The families this affects most are the ones with recipient accounts opened years ago, where the BVN was registered under one form of the name and the NIN was later registered under another. The transfer worked fine six months ago. It stops working this year, without warning, and the family member cannot see the incoming naira sitting somewhere.

Before your next send, ask your family member to check two things at their bank branch, in person: that the BVN and NIN are both linked to the account, and that they show the same name, same date of birth and same phone number. If the bank flags a mismatch, the fix takes a form and one or two visits. It is fixable. But it needs to be done before the money is on its way, not after.

Two smaller catches from the same neighbourhood.
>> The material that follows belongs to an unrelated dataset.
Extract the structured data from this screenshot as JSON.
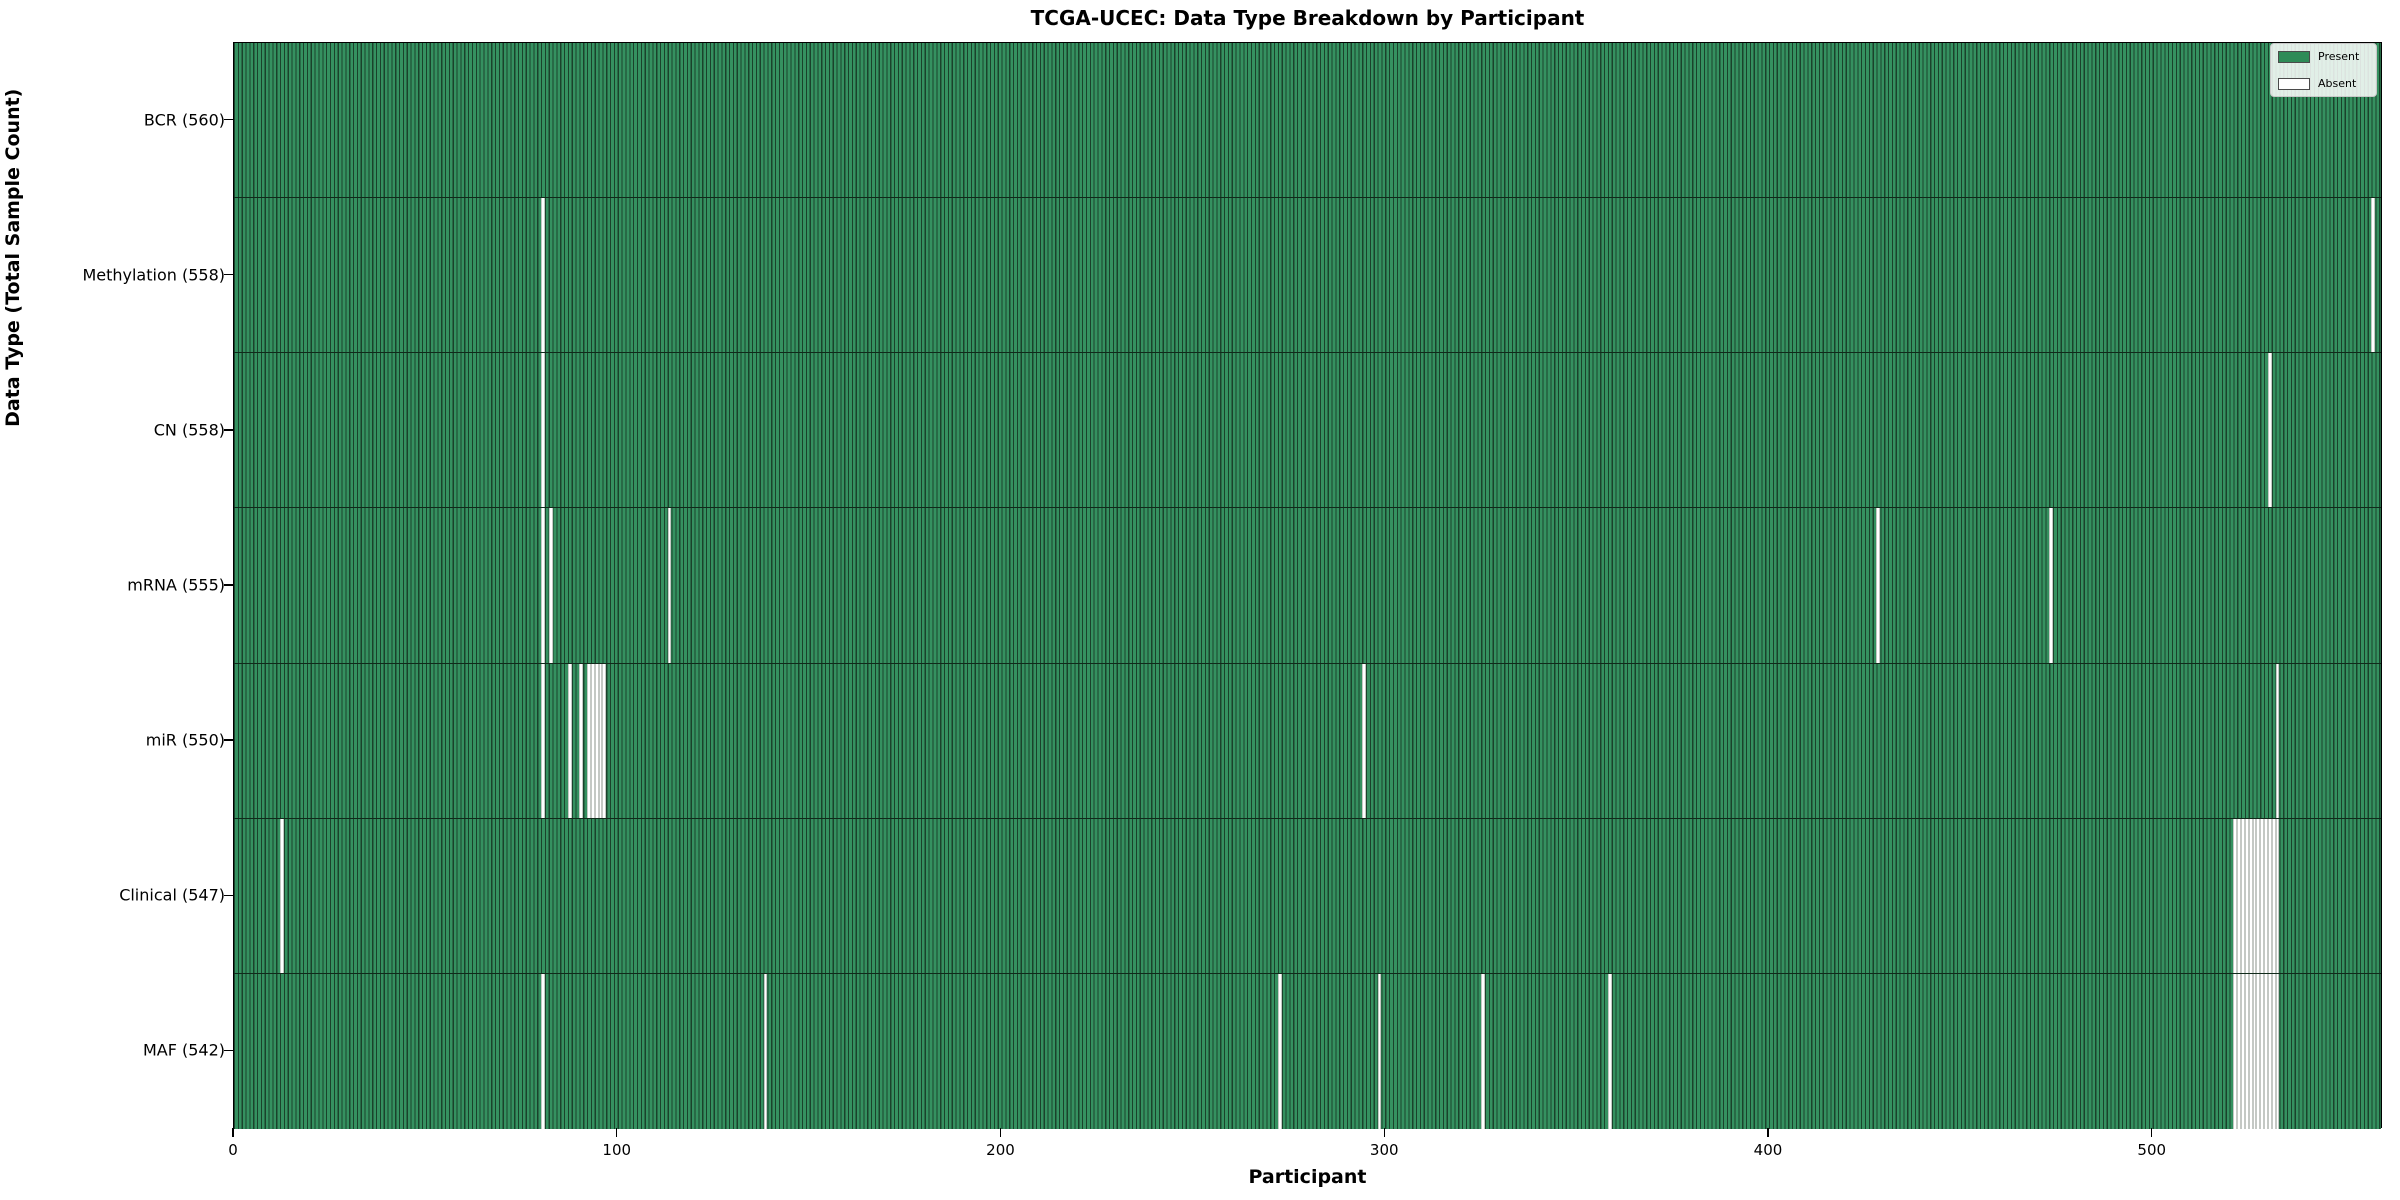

A Tier 1 account in Nigeria has a single-transaction ceiling of 50,000 naira, which is about £27 this week. Anything more than about thirty pounds will not land whole in one hit; it can bounce back or split. If you are sending more than thirty pounds at a time, make sure the recipient account is Tier 2 or Tier 3, which needs the BVN and NIN linked anyway. And on any bank-account send from any app, type the recipient’s name exactly as the bank has it, full middle names included. A name mismatch on a Nigerian bank transfer typically holds the money for three to five working days while the two banks talk to each other. Sometimes longer.

What to do this week

For £50 to £500 to a family member with a Nigerian bank account, open LemFi if you have it, or Wise if you do not. Send to the same recipient you always send to, and type the name exactly as the bank has it.

For a recipient who prefers OPay, PalmPay or Kuda, send straight to the wallet from Wise, LemFi, WorldRemit or Sendwave.

For a relative who needs cash in hand, use Western Union or MoneyGram at a counter you know is open near them.

Before the next send, ask the recipient to confirm at their bank that their BVN and NIN are linked and agree. That one phone call clears the biggest single reason a good transfer stops arriving in 2026.

Rates and fees quoted here are current as of Wednesday 8 July 2026. The week-by-week number lives in the Friday number, updated every Friday.